Quando o bando se aproximou, Rarden notou que alguns traziam espadas embainhadas em suas cinturas, e apesar de nenhum estar vestido para um combate, Rarden presumiu que aqueles homens poderiam ser cavaleiros.
A mulher parou seu cavalo próximo a Toromin, que àquela altura já estava à frente de todos. Curiosamente, Roggrer também caminhou para perto do pai de Rarden.
A desconhecida desceu da montaria e fitou todos com altivez. Seus companheiros também desmontaram, e de igual modo, esquadrinharam cada morador da aldeia.
A mulher encarou Rarden e ele pôde notar seus olhos azuis que exibiam uma curiosidade estranha. Em sua cintura havia um cinto de couro com o que pareciam ser quatro adagas embainhadas.
Em seguida, a visitante olhou para Botrovin e depois para Lyn.
- Procuro por um garoto que atende pelo nome de Rarden - ela disse.
O que ela quer comigo?, Rarden pensou imediatamente.

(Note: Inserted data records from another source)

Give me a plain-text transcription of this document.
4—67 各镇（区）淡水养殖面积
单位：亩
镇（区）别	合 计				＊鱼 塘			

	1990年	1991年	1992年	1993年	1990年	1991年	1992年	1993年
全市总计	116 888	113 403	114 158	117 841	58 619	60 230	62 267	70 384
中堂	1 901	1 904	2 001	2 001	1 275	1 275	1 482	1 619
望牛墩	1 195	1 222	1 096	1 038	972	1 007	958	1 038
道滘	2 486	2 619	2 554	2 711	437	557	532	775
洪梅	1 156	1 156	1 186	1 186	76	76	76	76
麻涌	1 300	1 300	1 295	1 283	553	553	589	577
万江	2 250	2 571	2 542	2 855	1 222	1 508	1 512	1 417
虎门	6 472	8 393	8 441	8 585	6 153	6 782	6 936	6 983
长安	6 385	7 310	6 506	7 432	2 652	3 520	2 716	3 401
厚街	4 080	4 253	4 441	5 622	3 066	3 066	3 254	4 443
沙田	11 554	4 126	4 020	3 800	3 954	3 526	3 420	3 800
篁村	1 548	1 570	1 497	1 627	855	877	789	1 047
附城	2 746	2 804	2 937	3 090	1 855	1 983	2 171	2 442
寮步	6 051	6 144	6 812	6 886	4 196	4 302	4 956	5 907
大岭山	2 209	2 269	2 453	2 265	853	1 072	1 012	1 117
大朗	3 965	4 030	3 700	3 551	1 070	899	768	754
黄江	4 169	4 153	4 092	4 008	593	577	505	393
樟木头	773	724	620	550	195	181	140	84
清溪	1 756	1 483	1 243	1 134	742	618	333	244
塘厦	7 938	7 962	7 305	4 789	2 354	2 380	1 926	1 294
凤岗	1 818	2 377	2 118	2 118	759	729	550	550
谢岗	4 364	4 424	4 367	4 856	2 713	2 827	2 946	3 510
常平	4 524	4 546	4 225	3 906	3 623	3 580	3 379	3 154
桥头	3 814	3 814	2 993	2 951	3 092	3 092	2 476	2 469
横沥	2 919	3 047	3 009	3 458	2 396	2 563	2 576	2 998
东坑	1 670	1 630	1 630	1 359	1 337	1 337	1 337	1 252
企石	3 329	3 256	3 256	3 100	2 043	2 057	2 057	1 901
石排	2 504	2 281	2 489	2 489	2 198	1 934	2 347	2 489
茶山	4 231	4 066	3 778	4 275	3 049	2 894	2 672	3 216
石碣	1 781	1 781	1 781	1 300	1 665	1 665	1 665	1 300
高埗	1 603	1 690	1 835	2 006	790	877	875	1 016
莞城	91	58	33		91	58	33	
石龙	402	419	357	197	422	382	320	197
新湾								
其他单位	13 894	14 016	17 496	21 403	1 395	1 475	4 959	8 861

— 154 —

O espanto do jovem deve ter transbordado em sua postura, pois a mulher girou o pescoço e o encarou mais uma vez.
- Você virá conosco, garoto - ela falou com rispidez.
Toromin impulsivamente deu passo para o lado, ficando entre a mulher e Rarden.
- Você não levará meu filho para lugar algum - ele garantiu. - Saiam daqui e nos deixem em paz.
A estranha sorriu. Mas não era um sorriso de felicidade. Parecia uma expressão de terror e desdém.
- Eu não queria do jeito mais difícil, mas não tenho tempo para provocações e diálogos - disse. - Peguem o garoto.
O que se seguiu foi muito rápido: os homens atrás da mulher avançaram contra Rarden, mas Toromin e Truto tentaram impedir e acabaram jogados no chão com violência.
E então ocorreu algo inesperado e surpreendente. Rarden viu um clarão alaranjado varrendo o ar e tudo ficou quente ao seu redor. Alguns dos invasores correram de um lado para o outro, em chamas.
Rarden olhou em volta e viu o velho Roggrer em posição de luta corporal. Suas mãos, inexplicavelmente, se consumiam com fogo, mas o homem de cabelos brancos não parecia sentir dor alguma.
Um dos estranhos, que já segurava Rarden pelo braço, soltou-o, amedrontado.
A mulher soltou mais um riso zombeteiro.
- Então temos aqui um maldito mago vermelho - falou, tranquila.
Mago vermelho? Magos não existem!
A líder do grupo desconhecido abriu os braços, como uma prece, e seus olhos pareceram mais azuis que antes. Rarden não acreditou quando notou uma das adagas da cintura dela levitar pelo ar. Subitamente a mulher fez um gesto brusco com uma das mãos e a pequena arma voou com velocidade e desapareceu.
Um urro de dor ecoou e só depois Rarden percebeu que a faca golpeou o velho Roggrer, que caiu de costas no chão com as mãos na barriga.
Como ela fez aquilo?
Os homens incendiados, que jogaram-se no chão para apagar o fogo, estavam naquele momento de pé, prontos para outra investida.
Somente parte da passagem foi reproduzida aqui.